I see so many Penn State graduates finding ways to say that they are still proud to be alums. Articles written and uploaded, facebook statuses proclaiming their pride, letters to the editor, etc. etc.. Why this obsession with making it clear that you are still proud?
I was brought up Catholic and have attended Catholic school for a majority of my education. When the scandal at the Vatican was unveiled, I made no effort to make it clear that I was still proud to be a Catholic. I was, in fact, not proud to be a Catholic. I was embarrassed for them, confused and disillusioned. I was angry and felt no need to find a reason to be proud, I just stood there in disbelief and let the anger build. It's okay to be angry and embarrassed.
Thus, I find it bazaar that PSU alums are so determined to proclaim that they are proud to be from Penn State.
A Penn State alum explained to me that the difference is based on the number of people who knew. The Vatican's scandal was deeper and many more people knew whereas at Penn State only four people knew, so it did not represent Penn State-- it only represented four people. Also, religion is much deeper than education.
There are times when lines between good and bad become grey. When 18 year old soldiers are drafted and sent to war and have to make life and death decisions. When child soldiers depend upon killing for their own survival. When an illegal immigrant finds ways to survive in America so that her daughter does not have to be genitally mutilated.
Penn State's scandal does not fall in this league of humanitarian grey lines.
I don't understand the immediate call to action to show pride. Where was the anger, confusion and disillusionment of its students and alums? Did I just miss it because I was not physically at Penn State? In the end, I guess I keep wondering, 'where is their anger?'.
Most of the people I know who did not attend Penn State also look on with the same sense of confusion and bewilderment that I do. Why so many calls to pride? Why so few articles from alums pondering whether they should be given the death penalty? Whether there should be stricter regulations put in place? Where is the questioning and anger?
This is the part I'm still waiting for, the part that irks me. There have been so few apologies and so many defensive reactions that I can find few reasons to try to understand. Because in the end, maybe I will never understand.
I'm happy that many people from our region received a great education at Penn State. I, too, got a great education at Catholic schools but I'm not posting tons of Facebook status messages and writing letters to the editor about it.
The facts are the facts. Just like with the Vatican, a scandal concerning molestation was discovered. It happened and people in positions of importance knew and did nothing to stop it. There are no grey lines here. There are victims and there are people who should show how much this bothers them but instead they seem determined to show how little it bothers them. Why this goes on baffles me and saddens me. Show some remorse for god sakes. Show that you are upset.

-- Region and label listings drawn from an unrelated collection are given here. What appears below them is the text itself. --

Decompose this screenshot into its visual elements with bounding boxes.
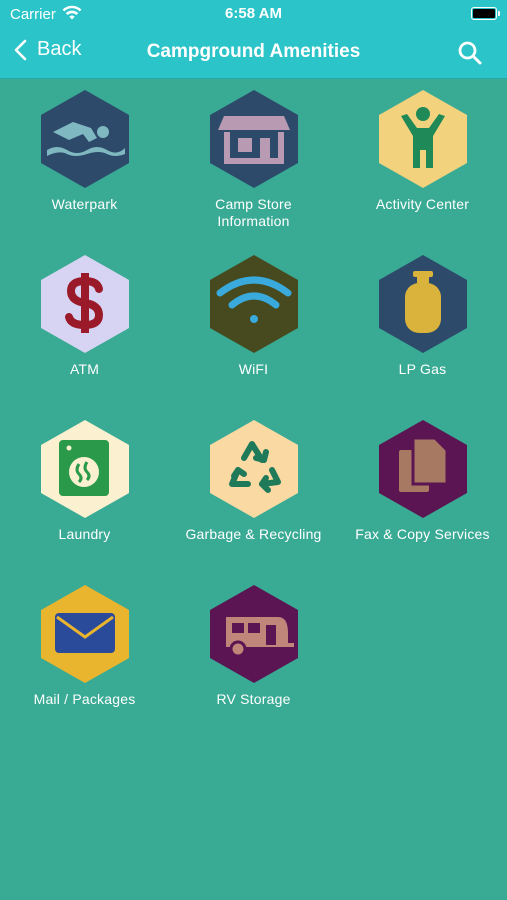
hex-badge (210, 420, 298, 518)
hex-badge (379, 90, 467, 188)
hex-badge (210, 255, 298, 353)
amenity-tile-fax-copy[interactable]: Fax & Copy Services (338, 418, 507, 568)
amenity-label: Laundry (58, 526, 111, 542)
hex-background (41, 90, 129, 188)
top-bar: Carrier 6:58 AM Back Campground Amenitie… (0, 0, 507, 79)
hex-badge (41, 585, 129, 683)
hex-badge (41, 90, 129, 188)
amenity-label: Camp Store Information (215, 196, 292, 229)
amenity-label: Activity Center (375, 196, 470, 212)
amenity-tile-camp-store[interactable]: Camp Store Information (169, 88, 338, 238)
amenity-label: Garbage & Recycling (185, 526, 322, 542)
hex-background (210, 90, 298, 188)
hex-badge (210, 585, 298, 683)
amenity-tile-laundry[interactable]: Laundry (0, 418, 169, 568)
amenity-label: Mail / Packages (33, 691, 136, 707)
status-bar: Carrier 6:58 AM (0, 0, 507, 28)
amenity-tile-rv-storage[interactable]: RV Storage (169, 583, 338, 733)
amenity-tile-activity-center[interactable]: Activity Center (338, 88, 507, 238)
search-icon (458, 41, 482, 65)
hex-badge (379, 255, 467, 353)
hex-badge (41, 420, 129, 518)
navigation-bar: Back Campground Amenities (0, 28, 507, 78)
envelope-icon (55, 613, 115, 653)
amenity-tile-atm[interactable]: ATM (0, 253, 169, 403)
amenity-tile-mail-packages[interactable]: Mail / Packages (0, 583, 169, 733)
hex-badge (379, 420, 467, 518)
amenity-label: RV Storage (216, 691, 291, 707)
hex-background (210, 255, 298, 353)
amenity-tile-lp-gas[interactable]: LP Gas (338, 253, 507, 403)
amenity-tile-garbage-recycling[interactable]: Garbage & Recycling (169, 418, 338, 568)
amenity-label: ATM (69, 361, 100, 377)
dollar-icon (65, 273, 104, 333)
amenity-tile-wifi[interactable]: WiFI (169, 253, 338, 403)
amenity-label: Fax & Copy Services (355, 526, 490, 542)
hex-badge (210, 90, 298, 188)
clock: 6:58 AM (225, 5, 282, 22)
amenity-label: LP Gas (398, 361, 447, 377)
page-title: Campground Amenities (146, 41, 361, 62)
amenity-tile-waterpark[interactable]: Waterpark (0, 88, 169, 238)
battery-icon (471, 7, 500, 20)
search-button[interactable] (457, 40, 483, 71)
amenity-label: Waterpark (51, 196, 118, 212)
hex-badge (41, 255, 129, 353)
amenity-label: WiFI (238, 361, 269, 377)
hex-background (210, 420, 298, 518)
washing-machine-icon (59, 440, 109, 496)
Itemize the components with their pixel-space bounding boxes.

Because this is more than just about alums from Penn State. This is about showing that our society cares about kids more than sports and logos. That our society holds people accountable for acts that, legal or not, cross the laws of humanitarian responsibility. That the pursuit of knowledge allows for a greater society not just a richer one.
It's time for Penn State to apologize. It's time for its alums to stop writing about how proud they are. If you really want to show America that you are still a great school, show that you can apologize, accept blame and make amends. Show that you truly do care. Until then, expect little understanding from those who did not attend Penn State.